Anxiety disorder (AD) is characterized by the development of maladaptive neuronal circuits and changes to the excitatory/inhibitory (E/I) balance of the central nervous system. Although AD is considered to be heritable, specific genetic markers remain elusive. Recent genome-wide association studies (GWAS) studies have identified non-catalytic region of tyrosine kinase adaptor protein 1 (NCK1), a gene that codes for an intracellular adaptor protein involved in actin dynamics, as an important gene in the regulation of mood. Using a murine model in which NCK1 is inactivated, we show that male, but not female, mice display increased levels of context-dependent anxiety-like behaviors along with an increase in circulating serum corticosterone relative to control. Treatment of male NCK1 mutant mice with a positive allosteric modulator of the GABA_A receptor rescued the anxiety-like behaviors implicating NCK1 in regulating neuronal excitability. These defects are not attributable to apparent defects in gross brain structure or in axon guidance. However, when challenged in an approach-avoidance conflict paradigm, male NCK1-deficient mice have decreased neuronal activation in the prefrontal cortex (PFC), as well as decreased activation of inhibitory interneurons in the basolateral amygdala (BLA). Finally, NCK1 deficiency results in loss of dendritic spine density in principal neurons of the BLA. Taken together, these data implicate NCK1 in the control of E/I balance in BLA. Our work identifies a novel role for NCK1 in the regulation of sex-specific neuronal circuitry necessary for controlling anxiety-like behaviors. Further, our work points to this animal model as a useful preclinical tool for the study of novel anxiolytics and its significance towards understanding sex differences in anxiolytic function.

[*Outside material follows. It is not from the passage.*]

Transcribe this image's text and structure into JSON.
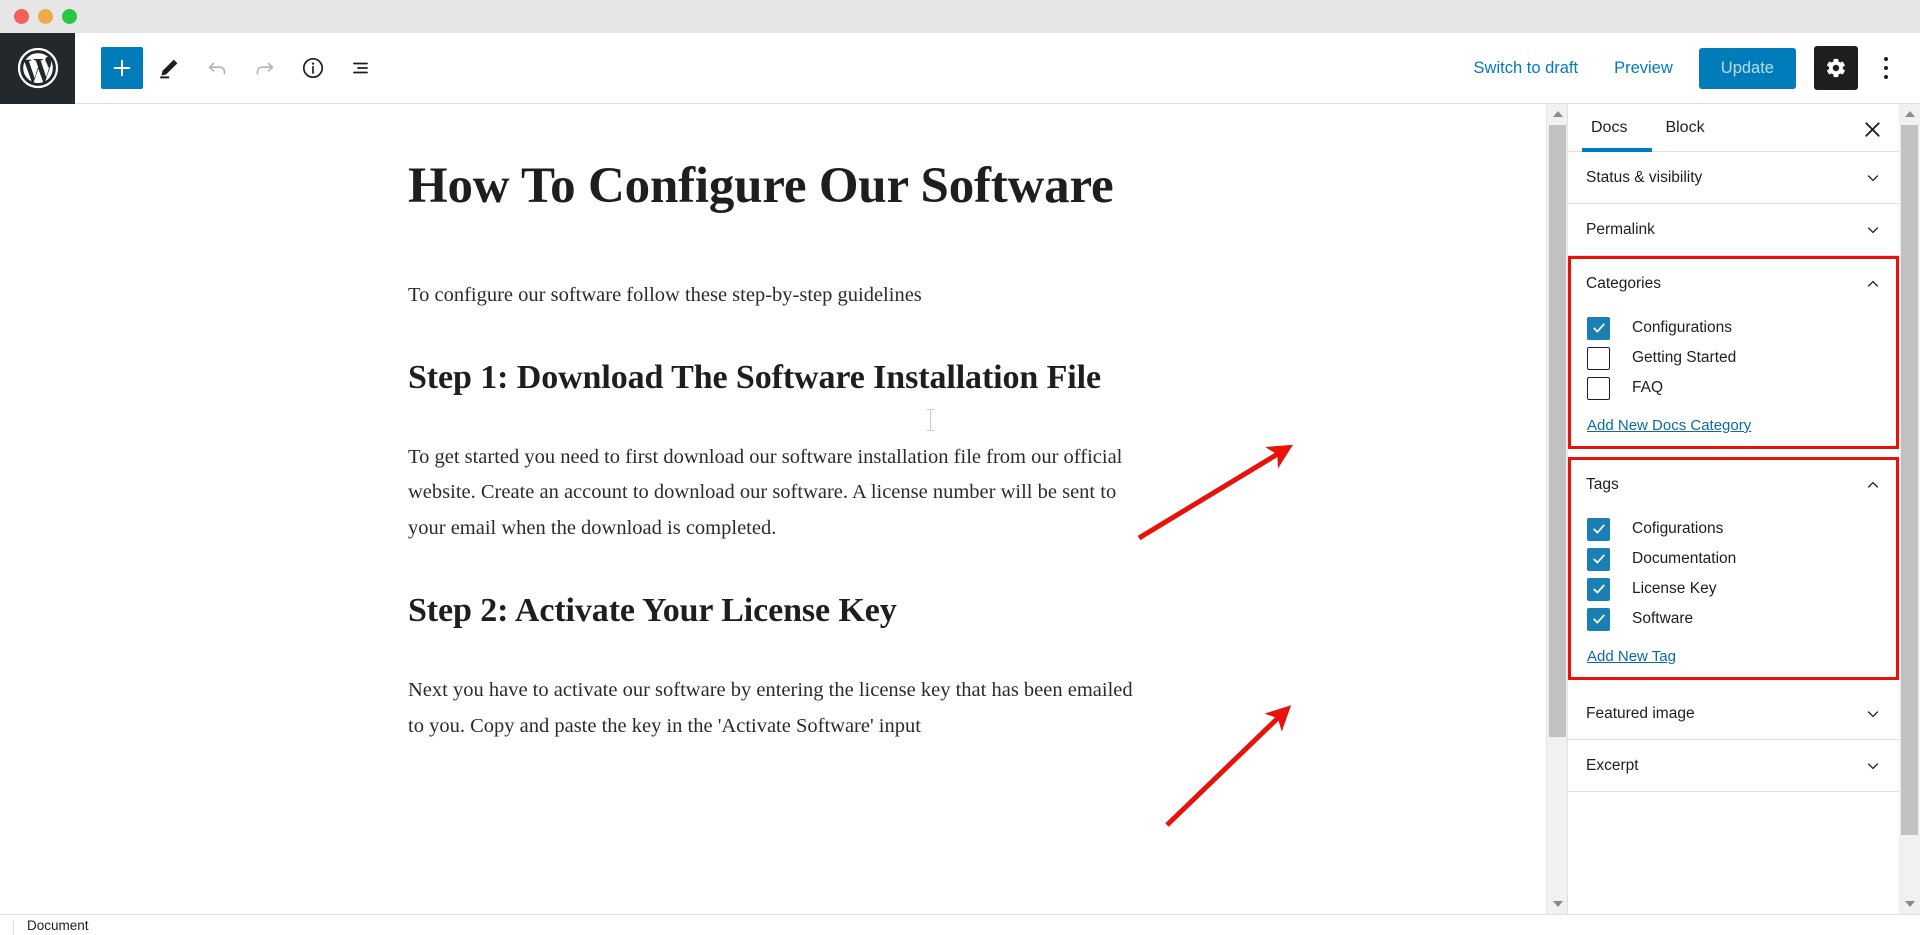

焦虑症（AD）的特征是适应不良的神经元回路的发展以及中枢神经系统兴奋/抑制（E / I）平衡的变化。尽管AD被认为是可遗传的，但是具体的遗传标记仍然难以捉摸。最近的全基因组关联研究（GWAS）研究已确定酪氨酸激酶衔接蛋白1（NCK1）的非催化区域，该基因编码参与肌动蛋白动力学的细胞内衔接蛋白，是调节情绪的重要基因。使用其中NCK1的鼠模型灭活后，我们显示雄性而非雌性小鼠表现出与情景相关的焦虑样行为水平升高，以及相对于对照的循环血清皮质酮水平升高。用GABA _A的正变构调节剂治疗雄性NCK1突变小鼠受体挽救了NCK1参与调节神经元兴奋性的焦虑样行为。这些缺陷不能归因于总体大脑结构或轴突引导中的明显缺陷。但是，当在避免进近冲突的范式中受到挑战时，雄性NCK1缺陷型小鼠的前额叶皮层（PFC）中的神经元激活降低，而基底外侧杏仁核（BLA）中的抑制性中间神经元激活降低。最后，NCK1缺乏导致BLA主要神经元的树突棘密度降低。综上所述，这些数据意味着NCK1参与了BLA中E / I平衡的控制。我们的工作确定了NCK1的新角色在控制焦虑样行为所需的性别特异性神经元回路的调节中。此外，我们的工作指出这种动物模型是研究新型抗焦虑药的有用的临床前工具，并且对理解抗焦虑功能的性别差异具有重要意义。